KEBUMEN, suaramerdeka.com - Kebiasaan warga menunggu waktu berbuka puasa dengan berkumpul di rel kereta api (KA) masih tetap berlangsung. Meski pun sangat berbahaya bagi keselamatan jiwa, namun setiap Ramadan, rel kereta api masih menjadi lokasi favorit warga untuk ngabuburit.

Seperti terlihat di Kelurahan Panjer, Kebumen, setiap waktu menjelang berbuka puasa, warga tumpah ruah di rel kereta api. Tua muda, hingga anak kecil duduk di rel KA. Saat kereta akan melintas, warga tanpak santai dan baru minggir setelah kereta mendekati area tersebut.

Banyaknya warga membuat beberapa penjual aktif menjajakan daganganya setiap sore. Bahkan adanya proyek rel ganda membuat tempat ngebuburit semakin ramai. Warga baru mulai beringsut pulang beberapa menit menjelang adzan maghrib berkumandang.

Bukan hanya di Kelurahan Panjer, beberapa lokasi rel kereta api lainnya juga menjadi tempat favorit untuk berkumpul menunggu datangnya buka puasa.  Antara lain di Stasiun Wonosari Kebumen, palang pintu perlintasan rel Tamanwinangun Kebumen, perlintasan palang pintu kereta api Kedawung Pejagoan, palang pintu Kebulusan Pejagoan dan Stasiun Sokka.
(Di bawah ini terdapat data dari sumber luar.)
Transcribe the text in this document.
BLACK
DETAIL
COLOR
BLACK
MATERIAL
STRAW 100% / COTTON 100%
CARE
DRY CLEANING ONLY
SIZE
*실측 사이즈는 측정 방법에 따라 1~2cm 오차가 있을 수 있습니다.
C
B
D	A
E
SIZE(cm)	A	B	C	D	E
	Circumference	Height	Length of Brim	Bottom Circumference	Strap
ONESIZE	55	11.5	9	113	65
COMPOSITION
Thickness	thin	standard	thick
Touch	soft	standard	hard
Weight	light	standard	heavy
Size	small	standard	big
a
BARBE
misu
Ahmad (48) salah satu warga yang sedang ngabuburit di perlintasan rel Kelurahan Panjer mengemukakan, kawasan tersebut sudah menjadi tempat ngabuburit sejak puluhan tahun silam. Warga yang datang bukan hanya dari Panjer dan Tamanwinangun melainkan juga dari berbagai penjuru wilayah Kebumen. "Dahulu warga yang datang ke sini banyak yang menggunakan delman. Warga yang datang banyak yang dari pesisir selatan," ujarnya.